I just finished a wonderful article in the Sunday Review section of the NY Times: The Science and Art Of Listening. Seth Horowitz makes the simple yet profound point, “listening is a skill that we’re in danger of losing in a world of digital distraction and information overload.” He goes on to better define that listening is something that is truly challenging (and a real skill that we humans develop – or not – over our lifetime) while hearing happens automatically and acts as our first line of defense in our environment, in other words we have a ten times greater chance of hearing a warning before we see it. Another way to say this is that when our children seem to ignore us as we advise them to put on a warmer jacket, we ought to be saying ‘did you listen to me’ rather than ‘did you hear me.’
Private lessons at Brooklyn Music Factory spend a large piece of our time with students developing listening skills. And while it may seem like listening is a given, it being a music lesson and all, listening, in fact, often turns out to be quite a challenge for most students. We, as distracted, busy, over stimulated humans, just are not very skilled listeners and BMF student’s are no excepetion. And so, like every other key musical concept we teach, we have created a host of games to improve on listening. I view our listening games as achieving two essential musical skills: 1. teaching the art if listening (to one musical line at first and eventually to multiple simultaneously) & 2. Teaching the intensity of focusing (at first, a student’s focus time measures around 10-20 seconds but by the end of year one we strive to get them to reach one minute of total focus and ultimately we aim for 3-4 minutes (the length of a pop song) of absolute focus).
So what are these games we play? Here are a couple of my favorites, the rules, and how to ‘win’
1. African Drum Jam
African Drum Jam is a simple ‘call and response’ game where the student and teacher listen to a pre-recorded track of short hand drum rhythms. The student first listens then plays with the drum track an then finally plays solo with a metronome track. There are 10 rhythms per level, each level challenges a new degree of musical fluency (quarter notes, half notes, and whole notes in level 1 with eight notes added in level 2 and on and on). On the surface it appears a breeze…the catch is that we rewind to the beginning of the 10 rhythms after each new rhythm, so the student has to successfully do all 10 rhythms in a row to ‘win’ and move on to the next level.
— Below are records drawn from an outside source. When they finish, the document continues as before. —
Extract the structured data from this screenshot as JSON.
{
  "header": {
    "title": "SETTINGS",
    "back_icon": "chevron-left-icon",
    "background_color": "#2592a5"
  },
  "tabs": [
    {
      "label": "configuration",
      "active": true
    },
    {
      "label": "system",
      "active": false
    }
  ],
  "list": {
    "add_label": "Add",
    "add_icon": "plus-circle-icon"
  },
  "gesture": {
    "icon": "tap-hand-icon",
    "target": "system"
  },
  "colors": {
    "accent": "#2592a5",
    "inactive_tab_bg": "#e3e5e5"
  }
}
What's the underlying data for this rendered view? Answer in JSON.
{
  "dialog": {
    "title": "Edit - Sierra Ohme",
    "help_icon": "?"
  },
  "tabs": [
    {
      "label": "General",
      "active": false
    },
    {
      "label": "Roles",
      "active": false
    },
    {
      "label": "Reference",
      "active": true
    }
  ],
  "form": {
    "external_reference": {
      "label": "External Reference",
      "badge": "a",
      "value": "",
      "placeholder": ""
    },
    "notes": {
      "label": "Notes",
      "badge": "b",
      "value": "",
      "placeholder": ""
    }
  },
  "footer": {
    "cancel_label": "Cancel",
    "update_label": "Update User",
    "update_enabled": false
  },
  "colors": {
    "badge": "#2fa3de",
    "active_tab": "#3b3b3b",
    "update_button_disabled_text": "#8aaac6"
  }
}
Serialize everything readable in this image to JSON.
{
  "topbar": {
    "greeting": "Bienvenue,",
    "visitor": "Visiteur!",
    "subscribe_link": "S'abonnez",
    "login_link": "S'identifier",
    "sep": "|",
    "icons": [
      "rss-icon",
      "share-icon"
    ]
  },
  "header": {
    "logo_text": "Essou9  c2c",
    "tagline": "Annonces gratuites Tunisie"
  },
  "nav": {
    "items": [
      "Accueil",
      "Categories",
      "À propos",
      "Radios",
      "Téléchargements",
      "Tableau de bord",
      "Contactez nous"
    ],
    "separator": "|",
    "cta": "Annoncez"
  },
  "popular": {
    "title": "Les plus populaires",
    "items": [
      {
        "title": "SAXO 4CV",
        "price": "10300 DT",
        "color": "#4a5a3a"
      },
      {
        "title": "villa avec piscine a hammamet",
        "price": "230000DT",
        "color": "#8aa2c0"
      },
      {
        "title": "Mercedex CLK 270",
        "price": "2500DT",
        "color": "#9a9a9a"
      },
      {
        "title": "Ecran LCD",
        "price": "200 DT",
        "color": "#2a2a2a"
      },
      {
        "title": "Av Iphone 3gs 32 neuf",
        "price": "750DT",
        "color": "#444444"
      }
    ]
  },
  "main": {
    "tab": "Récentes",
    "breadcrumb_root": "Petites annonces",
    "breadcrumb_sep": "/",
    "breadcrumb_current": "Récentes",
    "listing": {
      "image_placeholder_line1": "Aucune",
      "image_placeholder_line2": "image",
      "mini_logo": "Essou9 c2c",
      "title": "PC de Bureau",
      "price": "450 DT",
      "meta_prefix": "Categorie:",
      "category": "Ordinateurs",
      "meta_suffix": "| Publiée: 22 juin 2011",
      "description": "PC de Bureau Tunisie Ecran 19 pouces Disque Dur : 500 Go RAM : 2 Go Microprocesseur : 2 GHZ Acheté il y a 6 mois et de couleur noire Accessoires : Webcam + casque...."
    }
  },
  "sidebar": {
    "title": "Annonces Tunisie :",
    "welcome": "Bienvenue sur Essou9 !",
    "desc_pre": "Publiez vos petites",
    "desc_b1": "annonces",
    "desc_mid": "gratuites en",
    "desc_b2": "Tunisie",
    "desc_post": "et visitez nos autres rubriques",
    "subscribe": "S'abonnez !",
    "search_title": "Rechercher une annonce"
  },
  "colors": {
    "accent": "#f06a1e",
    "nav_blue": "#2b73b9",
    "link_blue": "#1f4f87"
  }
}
Tuff but super fun.
2. Nate sings ‘Crack Boom Boom’
This is essentially a Simon Says game but played on the drum set. I sing ‘crack’ to represent the snare drum, a high ‘boom’ to represent the tom tom, and a low ‘boom’ to represent the floor tom. We put on a funky song in the background with a strong pulse. I start by singing just one note (‘crack’ or ‘boom’) and then add a second and third to our groove and keep building longer and longer grooves until the student cannot remember the groove. They can get as long as 4 measures before a student’s memory breaks down. A student ‘wins’ when they can out last me!! And it happens (though not often!). Kids and adults LOVE this game though it can be humbling….just like Simon.
There are tons of ways to work on your listening skills which have the added benefit of stretching your focus. How do you practice at home?